The next step for quantum computing
In a talk titled ‘Why should we care about topological quantum computer?’, Kang Wang of the University of California, Los Angeles, spoke about the exciting possibilities that would be opened up by quantum computing devices to solve problems that go far beyond the limits of classical computers. There is great potential in drug discovery, techniques for analyzing the whole body, smart traffic management, earthquake disaster prevention, and even the ability to count the number of atoms in the observable universe.

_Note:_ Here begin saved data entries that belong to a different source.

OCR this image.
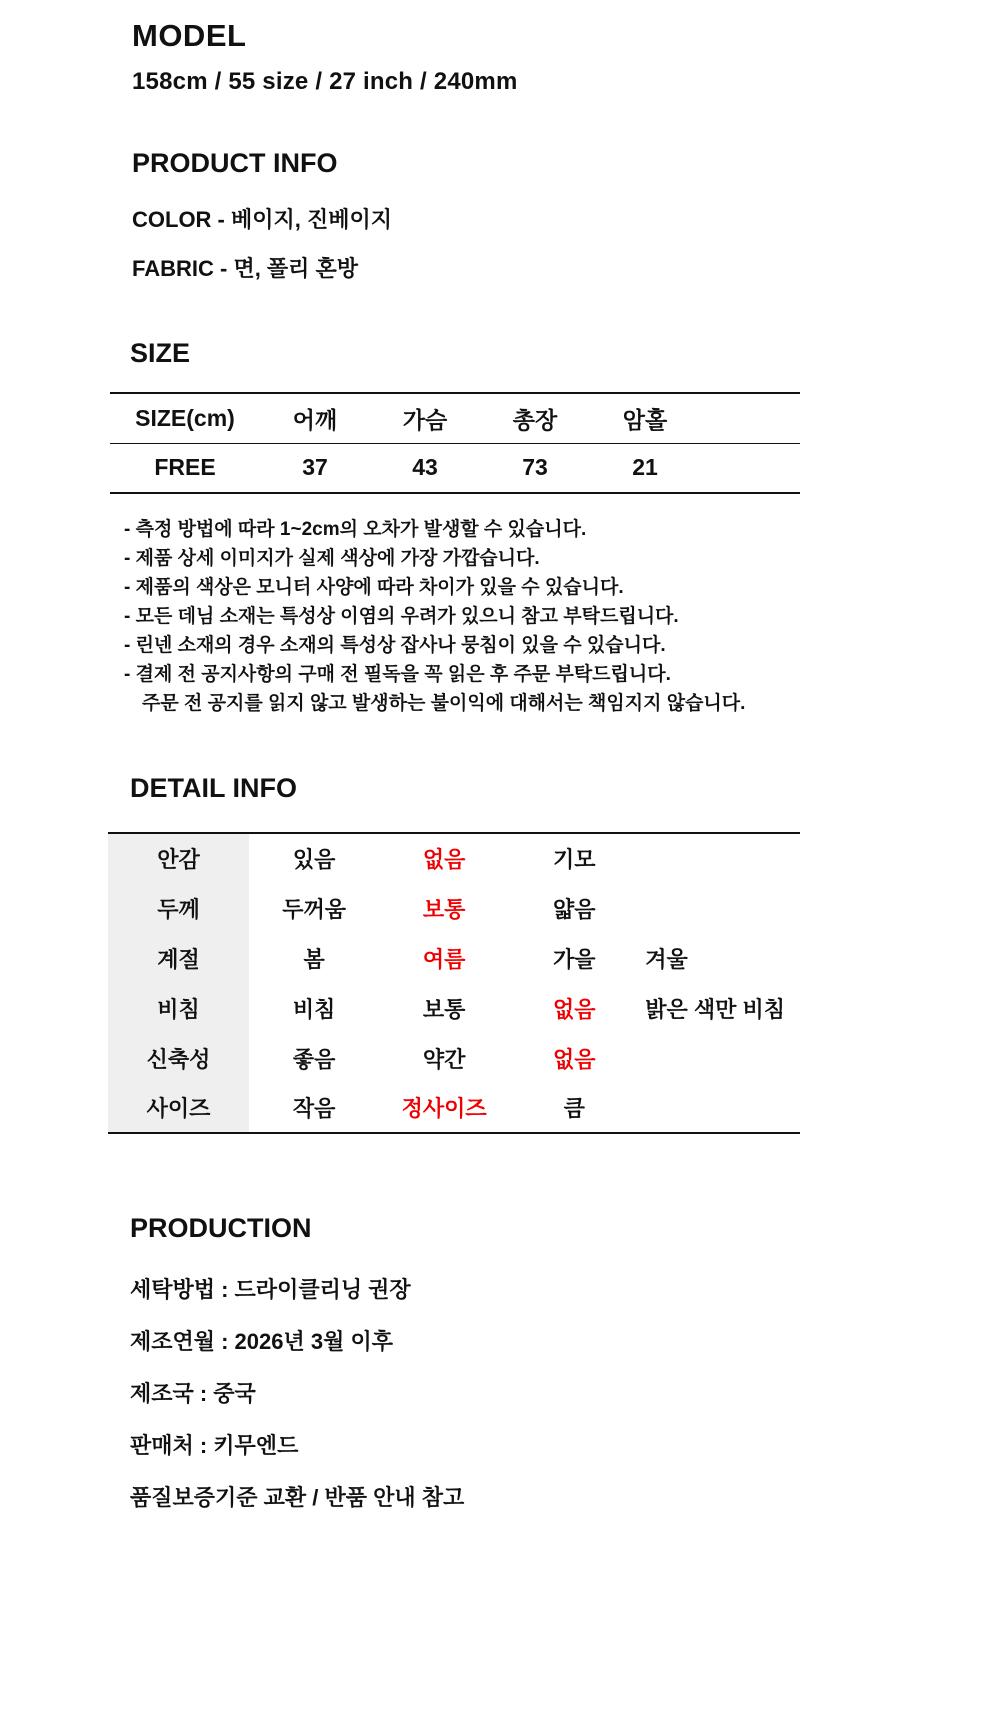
MODEL
158cm / 55 size / 27 inch / 240mm
PRODUCT INFO
COLOR - 베이지, 진베이지
FABRIC - 면, 폴리 혼방
SIZE
SIZE(cm)	어깨	가슴	총장	암홀	
FREE	37	43	73	21	
- 측정 방법에 따라 1~2cm의 오차가 발생할 수 있습니다.
- 제품 상세 이미지가 실제 색상에 가장 가깝습니다.
- 제품의 색상은 모니터 사양에 따라 차이가 있을 수 있습니다.
- 모든 데님 소재는 특성상 이염의 우려가 있으니 참고 부탁드립니다.
- 린넨 소재의 경우 소재의 특성상 잡사나 뭉침이 있을 수 있습니다.
- 결제 전 공지사항의 구매 전 필독을 꼭 읽은 후 주문 부탁드립니다.
주문 전 공지를 읽지 않고 발생하는 불이익에 대해서는 책임지지 않습니다.
DETAIL INFO
안감	있음	없음	기모	
두께	두꺼움	보통	얇음	
계절	봄	여름	가을	겨울
비침	비침	보통	없음	밝은 색만 비침
신축성	좋음	약간	없음	
사이즈	작음	정사이즈	큼	
PRODUCTION
세탁방법 : 드라이클리닝 권장
제조연월 : 2026년 3월 이후
제조국 : 중국
판매처 : 키무엔드
품질보증기준 교환 / 반품 안내 참고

Today’s computers are based on a binary system that uses zeros and ones and operates in a sequential mode. In contrast, quantum computers “offer a drastically different way of computing in massive parallelism using quantum bits (qubits), which are superimposed or entangled, such that one and zero can no longer be considered independent states,” Wang explained. “However, the superposition and entanglement need to maintain phase coherence, which is the key challenge for realizing quantum computing and scaling up the number of qubits.”
Wang described how his group has discovered a new direction for realizing robust topological quantum computing that overcomes the challenge of decoherence. They have found firm evidence for the existence of the elusive Majorana fermion — a particle that is its own antiparticle, which was theoretically predicted by Ettore Majorana in 1937. “Majorana particles could be used as topological qubits to realize robust topological quantum computing,” Wang said.
Interdisciplinary research and education united by mathematical approaches
The symposium’s seven sessions included two additions this year: a session on mathematics and informatics chaired by Hiroshi Suito, a principal investigator at the AIMR, and another on Tohoku University’s new Graduate Program in Materials Science (GP-MS), led by Katsunari Oikawa, a professor at the Graduate School of Engineering. GP-MS officially launches in April 2019, and it joins a growing list of international double-degree programs that includes the Graduate Program in Spintronics (GP-Spin) and the Graduate Program in Data Science (GP-DS).
The addition of this mathematics and informatics session reflects the growing role that mathematics and its applications play in a data-rich world. “At the AIMR, one of our unique strengths is our ability to investigate materials science underpinned by mathematics,” said Kotani. “And in today’s digitalized society, we are seeing the rise of artificial intelligence, IoT and big data. More and more researchers, not just at the AIMR but around the world, are interested in extending mathematical ideas to these areas. The new session is a good opportunity to showcase what we can do.”
Mathematics is a universal language that cuts across traditional disciplines, Kotani said. Commenting on AIMR’s allure for the world’s top minds, she expressed her hope that more women will be inspired to consider research paths and careers in mathematics and materials sciences.
The three-day symposium, which covered a wide range of fields, was highly successful in promoting multidisciplinary research and international collaboration, thanks to the attendance of collaborators and friends from around the world. It provided a forum for lively discussions about the cutting edge of materials science and spintronics — two fields which the AIMR has been focusing on since its foundation.
A more specialist workshop on glasses had been held as a satellite event a day prior to the symposium. First held in 2012 to promote collaboration between the fields of mathematics and materials science, this workshop has been held every year subsequently. It gave participants more opportunities for in-depth discussions about metallic glasses and other amorphous materials.